Office hours: Tuesdays, 12 p.m. to 2 p.m.

Education

  • Ph.D, African-American Studies, Northwestern University, 2020
  • M.A., African-American Studies, Northwestern University, 2017
  • Master of Public Affairs, Indiana University Bloomington, 2015 
  • B.S., Speech Communications, Southern Illinois University Edwardsville, 2013

Research Interests

  • Black Studies
  • Trans* Studies
  • Performance Studies
  • Black/Brown Queer Cultural Formations
  • Critical Ethnography
  • Sound/Music Studies
  • Art

Select Publications

  • 2021 Glover, Julian Kevon. “Customer Service Representatives: Sex Work Amongst Black Transgender Women in Chicago’s Ballroom Scene.” South Atlantic Quarterly 120:3. 553-571.
  • 2019 Glover, Julian Kevon and Glover S.Tay. “She Ate My Ass and My Pussy All Night: Deploying Illicit Eroticism, Funk and Sex Work amongst Black Queer Women Femmes.” American Quarterly Volume 70, Number 1.
  • 2016 Glover, Julian Kevon. “Redefining Realness?: On Janet Mock, Laverne Cox, TS Madison and the Representation of Transgender Women of Color in Media.” Souls: A Critical Journal of Black Politics, Culture and Society 18:2-4. 338-357.

Affiliations

  • American Studies Association
  • National Women's Studies Association

Courses

  • Black Performance Theory
  • Intersectionality and Its Discontents

Awards

  • 2019 Edward Alexander Bouchet Graduate Honor Society Inductee, Yale University
  • 2018 Northwestern University Franke Fellowship

Commitment to African American Studies

The breadth and depth of Glover's intellectual and creative work center the experiences of Black people across the diaspora as they understand Black studies to be the critique of modernity writ large. Whether they're in the classroom arguing that Black women provide the social, economic, political and cultural foundation upon which the United States is built or delineating the knowledge derived from lived experiences of everyday Black people, Blackness remains integral to all of my scholarly and artistic explorations. For Glover, Blackness manifests as both a set of politics and embodied articulations through which Black people—wherever we might be across the world—navigate a hostile world. Further, their scholarship develops a theory called embodied knowledge—that is, the wisdom derived from harnessing lived experiences of racial, gender, sexual and classist subjugation that are transformed into strategies, tactics and tools by which Black people acquire the human and material resources necessary to survive (and thrive) in a world that remains hellbent on our annihilation.

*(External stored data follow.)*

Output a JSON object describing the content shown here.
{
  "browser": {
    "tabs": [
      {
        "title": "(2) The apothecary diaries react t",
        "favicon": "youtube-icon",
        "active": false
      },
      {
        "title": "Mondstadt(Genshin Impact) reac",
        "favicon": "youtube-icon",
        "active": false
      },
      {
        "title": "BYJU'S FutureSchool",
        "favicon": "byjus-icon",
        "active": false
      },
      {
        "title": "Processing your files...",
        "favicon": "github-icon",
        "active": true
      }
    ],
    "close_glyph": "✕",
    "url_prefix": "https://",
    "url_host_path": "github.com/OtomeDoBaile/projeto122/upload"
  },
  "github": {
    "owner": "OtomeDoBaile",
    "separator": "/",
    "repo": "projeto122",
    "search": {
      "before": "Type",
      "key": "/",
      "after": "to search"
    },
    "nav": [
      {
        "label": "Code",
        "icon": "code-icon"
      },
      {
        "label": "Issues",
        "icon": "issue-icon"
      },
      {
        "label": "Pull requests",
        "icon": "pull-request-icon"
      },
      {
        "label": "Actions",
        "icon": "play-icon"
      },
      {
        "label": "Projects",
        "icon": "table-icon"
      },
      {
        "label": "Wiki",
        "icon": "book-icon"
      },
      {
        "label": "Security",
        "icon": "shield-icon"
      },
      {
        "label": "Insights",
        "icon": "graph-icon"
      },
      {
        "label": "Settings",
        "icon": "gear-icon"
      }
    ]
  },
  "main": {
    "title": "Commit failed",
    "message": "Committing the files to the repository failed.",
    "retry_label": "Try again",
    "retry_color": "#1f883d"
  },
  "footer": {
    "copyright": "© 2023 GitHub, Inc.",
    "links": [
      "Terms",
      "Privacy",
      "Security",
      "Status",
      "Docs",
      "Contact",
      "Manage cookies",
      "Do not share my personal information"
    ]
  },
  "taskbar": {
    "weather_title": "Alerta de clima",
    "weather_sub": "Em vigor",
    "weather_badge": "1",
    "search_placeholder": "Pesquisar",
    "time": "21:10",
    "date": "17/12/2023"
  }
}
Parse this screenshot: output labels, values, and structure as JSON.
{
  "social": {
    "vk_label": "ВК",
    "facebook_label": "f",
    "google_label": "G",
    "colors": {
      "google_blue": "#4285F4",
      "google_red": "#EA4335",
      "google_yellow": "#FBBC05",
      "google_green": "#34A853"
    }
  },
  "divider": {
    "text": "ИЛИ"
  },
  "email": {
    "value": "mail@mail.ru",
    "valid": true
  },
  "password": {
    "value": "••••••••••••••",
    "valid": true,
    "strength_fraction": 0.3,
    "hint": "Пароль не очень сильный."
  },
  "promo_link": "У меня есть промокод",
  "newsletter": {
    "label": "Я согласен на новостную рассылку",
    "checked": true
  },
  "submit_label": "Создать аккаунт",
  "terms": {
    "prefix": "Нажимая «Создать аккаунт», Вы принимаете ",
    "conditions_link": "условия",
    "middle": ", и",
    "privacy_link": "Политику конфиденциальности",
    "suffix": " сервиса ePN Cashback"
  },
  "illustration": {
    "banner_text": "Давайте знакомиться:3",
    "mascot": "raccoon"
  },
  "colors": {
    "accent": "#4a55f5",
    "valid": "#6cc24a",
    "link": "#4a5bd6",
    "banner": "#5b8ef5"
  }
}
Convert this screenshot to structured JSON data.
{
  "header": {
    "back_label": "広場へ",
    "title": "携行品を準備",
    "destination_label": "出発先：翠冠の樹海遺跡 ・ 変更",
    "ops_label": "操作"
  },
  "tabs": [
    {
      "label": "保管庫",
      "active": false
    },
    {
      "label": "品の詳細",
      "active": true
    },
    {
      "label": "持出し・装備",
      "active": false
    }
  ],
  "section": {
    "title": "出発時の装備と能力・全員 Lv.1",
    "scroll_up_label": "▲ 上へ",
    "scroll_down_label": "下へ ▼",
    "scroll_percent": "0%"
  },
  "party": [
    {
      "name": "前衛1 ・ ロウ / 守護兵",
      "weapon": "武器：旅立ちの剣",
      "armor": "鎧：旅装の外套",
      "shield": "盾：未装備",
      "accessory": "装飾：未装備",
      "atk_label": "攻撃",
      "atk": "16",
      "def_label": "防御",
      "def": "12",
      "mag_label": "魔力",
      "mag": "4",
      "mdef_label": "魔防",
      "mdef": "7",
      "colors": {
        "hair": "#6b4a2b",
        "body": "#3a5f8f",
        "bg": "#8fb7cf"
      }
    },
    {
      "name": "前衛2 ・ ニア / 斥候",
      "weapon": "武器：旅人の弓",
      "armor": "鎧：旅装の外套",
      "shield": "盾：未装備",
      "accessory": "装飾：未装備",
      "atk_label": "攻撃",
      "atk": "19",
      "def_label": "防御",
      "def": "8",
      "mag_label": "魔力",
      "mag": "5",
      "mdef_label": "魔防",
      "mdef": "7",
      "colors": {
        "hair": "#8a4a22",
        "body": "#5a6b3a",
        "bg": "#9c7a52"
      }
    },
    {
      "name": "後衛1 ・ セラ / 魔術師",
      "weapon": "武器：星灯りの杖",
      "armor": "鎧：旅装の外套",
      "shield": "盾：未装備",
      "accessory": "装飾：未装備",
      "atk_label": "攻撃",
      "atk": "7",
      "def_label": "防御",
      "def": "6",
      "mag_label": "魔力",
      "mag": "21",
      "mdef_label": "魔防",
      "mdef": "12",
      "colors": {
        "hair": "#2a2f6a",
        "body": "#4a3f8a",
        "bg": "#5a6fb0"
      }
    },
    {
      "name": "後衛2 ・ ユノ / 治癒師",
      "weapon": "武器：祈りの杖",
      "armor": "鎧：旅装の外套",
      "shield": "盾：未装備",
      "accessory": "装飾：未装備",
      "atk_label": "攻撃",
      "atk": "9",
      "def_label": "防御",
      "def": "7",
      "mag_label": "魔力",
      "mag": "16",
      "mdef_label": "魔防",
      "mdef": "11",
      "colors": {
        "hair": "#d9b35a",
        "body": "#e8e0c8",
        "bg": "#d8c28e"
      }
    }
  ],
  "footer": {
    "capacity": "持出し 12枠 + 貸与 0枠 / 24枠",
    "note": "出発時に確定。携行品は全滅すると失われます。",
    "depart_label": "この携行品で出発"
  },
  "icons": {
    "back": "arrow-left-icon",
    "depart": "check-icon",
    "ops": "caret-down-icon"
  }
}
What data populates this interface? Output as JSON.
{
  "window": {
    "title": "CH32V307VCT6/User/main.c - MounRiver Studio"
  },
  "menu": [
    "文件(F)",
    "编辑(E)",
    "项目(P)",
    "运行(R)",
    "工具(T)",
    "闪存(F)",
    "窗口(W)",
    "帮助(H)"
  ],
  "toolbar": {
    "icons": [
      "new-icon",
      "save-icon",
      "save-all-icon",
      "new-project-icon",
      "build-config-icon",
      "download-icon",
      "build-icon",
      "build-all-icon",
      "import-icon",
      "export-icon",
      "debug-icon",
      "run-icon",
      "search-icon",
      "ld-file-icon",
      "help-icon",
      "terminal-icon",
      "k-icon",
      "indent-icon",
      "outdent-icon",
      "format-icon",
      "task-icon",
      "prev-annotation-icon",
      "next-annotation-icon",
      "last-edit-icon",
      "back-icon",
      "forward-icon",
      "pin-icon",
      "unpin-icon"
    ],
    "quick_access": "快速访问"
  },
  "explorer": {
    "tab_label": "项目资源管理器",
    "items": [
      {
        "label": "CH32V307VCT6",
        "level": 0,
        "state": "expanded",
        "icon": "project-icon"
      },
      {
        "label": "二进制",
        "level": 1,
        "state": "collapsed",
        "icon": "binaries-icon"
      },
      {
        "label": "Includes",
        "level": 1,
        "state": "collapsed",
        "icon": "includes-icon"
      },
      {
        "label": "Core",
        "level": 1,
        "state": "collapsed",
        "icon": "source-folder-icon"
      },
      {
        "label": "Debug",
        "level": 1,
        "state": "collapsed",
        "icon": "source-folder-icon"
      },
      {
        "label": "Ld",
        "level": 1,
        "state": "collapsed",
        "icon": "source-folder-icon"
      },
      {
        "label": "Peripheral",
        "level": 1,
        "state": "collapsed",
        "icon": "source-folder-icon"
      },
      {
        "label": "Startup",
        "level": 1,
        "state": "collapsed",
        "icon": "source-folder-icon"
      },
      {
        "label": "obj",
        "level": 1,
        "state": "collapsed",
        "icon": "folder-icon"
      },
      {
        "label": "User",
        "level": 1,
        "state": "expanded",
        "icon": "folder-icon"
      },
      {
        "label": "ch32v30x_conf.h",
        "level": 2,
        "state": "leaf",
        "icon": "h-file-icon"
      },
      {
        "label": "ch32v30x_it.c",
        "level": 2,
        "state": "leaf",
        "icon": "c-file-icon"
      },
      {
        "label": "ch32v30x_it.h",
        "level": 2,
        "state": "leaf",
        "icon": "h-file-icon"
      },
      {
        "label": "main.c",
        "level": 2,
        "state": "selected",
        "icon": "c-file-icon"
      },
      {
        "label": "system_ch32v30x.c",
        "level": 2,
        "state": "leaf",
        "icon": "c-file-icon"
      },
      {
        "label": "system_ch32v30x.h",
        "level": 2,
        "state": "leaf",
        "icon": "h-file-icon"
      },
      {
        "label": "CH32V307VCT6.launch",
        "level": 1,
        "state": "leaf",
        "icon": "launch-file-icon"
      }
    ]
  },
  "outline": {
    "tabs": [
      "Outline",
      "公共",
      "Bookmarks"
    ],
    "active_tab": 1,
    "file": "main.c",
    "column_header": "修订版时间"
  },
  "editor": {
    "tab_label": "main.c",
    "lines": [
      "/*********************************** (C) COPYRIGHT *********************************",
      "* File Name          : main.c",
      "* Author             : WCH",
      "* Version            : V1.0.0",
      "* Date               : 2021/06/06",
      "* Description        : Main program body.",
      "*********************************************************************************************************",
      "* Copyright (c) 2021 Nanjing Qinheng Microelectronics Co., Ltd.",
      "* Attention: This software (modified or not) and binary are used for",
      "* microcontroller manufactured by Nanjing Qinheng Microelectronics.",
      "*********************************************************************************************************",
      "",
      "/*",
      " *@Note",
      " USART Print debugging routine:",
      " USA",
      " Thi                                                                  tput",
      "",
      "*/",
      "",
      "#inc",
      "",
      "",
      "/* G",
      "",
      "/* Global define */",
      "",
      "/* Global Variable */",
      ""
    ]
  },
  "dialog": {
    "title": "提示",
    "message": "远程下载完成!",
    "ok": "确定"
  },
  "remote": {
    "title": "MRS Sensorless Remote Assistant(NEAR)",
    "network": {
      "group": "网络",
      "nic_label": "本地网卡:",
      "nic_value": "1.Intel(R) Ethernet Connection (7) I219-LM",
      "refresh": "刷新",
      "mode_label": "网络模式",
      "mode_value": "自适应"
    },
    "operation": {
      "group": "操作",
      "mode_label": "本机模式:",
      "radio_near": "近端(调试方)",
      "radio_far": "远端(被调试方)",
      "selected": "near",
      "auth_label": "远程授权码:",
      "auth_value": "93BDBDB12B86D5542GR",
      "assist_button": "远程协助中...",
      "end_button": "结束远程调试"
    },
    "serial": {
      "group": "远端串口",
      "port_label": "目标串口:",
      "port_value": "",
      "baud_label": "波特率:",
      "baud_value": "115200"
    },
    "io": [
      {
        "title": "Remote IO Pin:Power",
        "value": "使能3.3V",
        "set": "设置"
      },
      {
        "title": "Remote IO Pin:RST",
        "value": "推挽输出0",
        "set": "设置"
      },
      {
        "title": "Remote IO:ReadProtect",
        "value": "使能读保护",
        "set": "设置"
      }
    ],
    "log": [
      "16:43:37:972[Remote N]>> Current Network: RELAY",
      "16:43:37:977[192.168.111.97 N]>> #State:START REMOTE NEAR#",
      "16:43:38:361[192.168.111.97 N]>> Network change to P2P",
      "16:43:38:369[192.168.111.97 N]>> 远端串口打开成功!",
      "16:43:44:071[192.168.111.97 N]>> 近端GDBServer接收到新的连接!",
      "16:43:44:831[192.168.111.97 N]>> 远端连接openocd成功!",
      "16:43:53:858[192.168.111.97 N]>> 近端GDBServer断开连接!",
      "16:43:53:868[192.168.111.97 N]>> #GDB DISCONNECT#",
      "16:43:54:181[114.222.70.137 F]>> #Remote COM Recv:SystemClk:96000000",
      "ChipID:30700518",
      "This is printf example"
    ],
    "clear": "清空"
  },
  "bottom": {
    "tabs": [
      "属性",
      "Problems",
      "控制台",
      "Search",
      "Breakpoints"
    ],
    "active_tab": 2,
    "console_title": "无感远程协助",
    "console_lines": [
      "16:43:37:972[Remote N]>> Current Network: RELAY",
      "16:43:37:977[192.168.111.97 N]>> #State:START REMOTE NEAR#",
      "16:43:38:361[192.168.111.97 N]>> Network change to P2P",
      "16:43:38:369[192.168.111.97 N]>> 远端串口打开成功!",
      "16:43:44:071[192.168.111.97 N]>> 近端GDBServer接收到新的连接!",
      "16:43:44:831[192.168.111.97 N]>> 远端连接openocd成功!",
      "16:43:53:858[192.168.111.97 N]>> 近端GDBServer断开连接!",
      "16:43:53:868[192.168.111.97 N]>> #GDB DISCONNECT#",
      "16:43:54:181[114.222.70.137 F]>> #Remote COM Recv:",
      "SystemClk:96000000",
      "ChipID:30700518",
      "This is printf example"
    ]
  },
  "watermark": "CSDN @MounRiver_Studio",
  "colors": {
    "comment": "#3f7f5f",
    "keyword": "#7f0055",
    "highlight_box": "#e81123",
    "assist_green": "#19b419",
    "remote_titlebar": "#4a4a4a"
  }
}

Upon discovering their queer sexuality, Glover's Pentecostal parents forced them out of their home. At age 14, they found themselves homeless and wandering the streets of Chicago where they met three transgender women who provided them with food, shelter and an introduction to the ballroom scene. While these women had few material resources, they generously shared what they had and provided abundant emotional support through an emphasis on community. Indeed, it was their fervent support that instilled in Glover an understanding of kinship beyond hegemonic conceptions of family which ultimately saved their life. Despite the premature deaths of two of these women, their care, love and intention remain transformative and directly influence how Glover approaches research, teaching and service through their example of how to engage in labor that is undergirded by a relational approach to ethics and care. As a scholar situated in multiple disciplines, Glover encourages their students to envision interdisciplinarity and intersectionality as more than theoretical interventions; rather, they urge them to view these approaches as methods for sharpening critical thinking skills which yield complex research questions, and as strategies for conducting feminist research. Glover's approach to teaching encourages Black students to critically rethink their lived experiences as central, not peripheral, to how they relate to and move through the world.

Glover's robust record of scholarly production—including publications in prominent journals in critical theory and Black studies—reveals my commitment to the lived experiences and embodied knowledge of Black LGBTQ people across the diaspora. For example, they recently published an article in the referred journal South Atlantic Quarterly entitled “Customer Service Representatives: Sex Work Among Black Transgender Women in Chicago’s Ballroom Scene” where they draw on ethnographic data to theorize how Black transwomen perform sex work as customer service representatives who leverage their affective labor to practice self- investment. Such an epistemological shift effectively centers my interlocutors as the primary producers and benefactors of their own labor, minimizes exploitative outcomes and necessarily complicates prevalent “survival” sex narratives.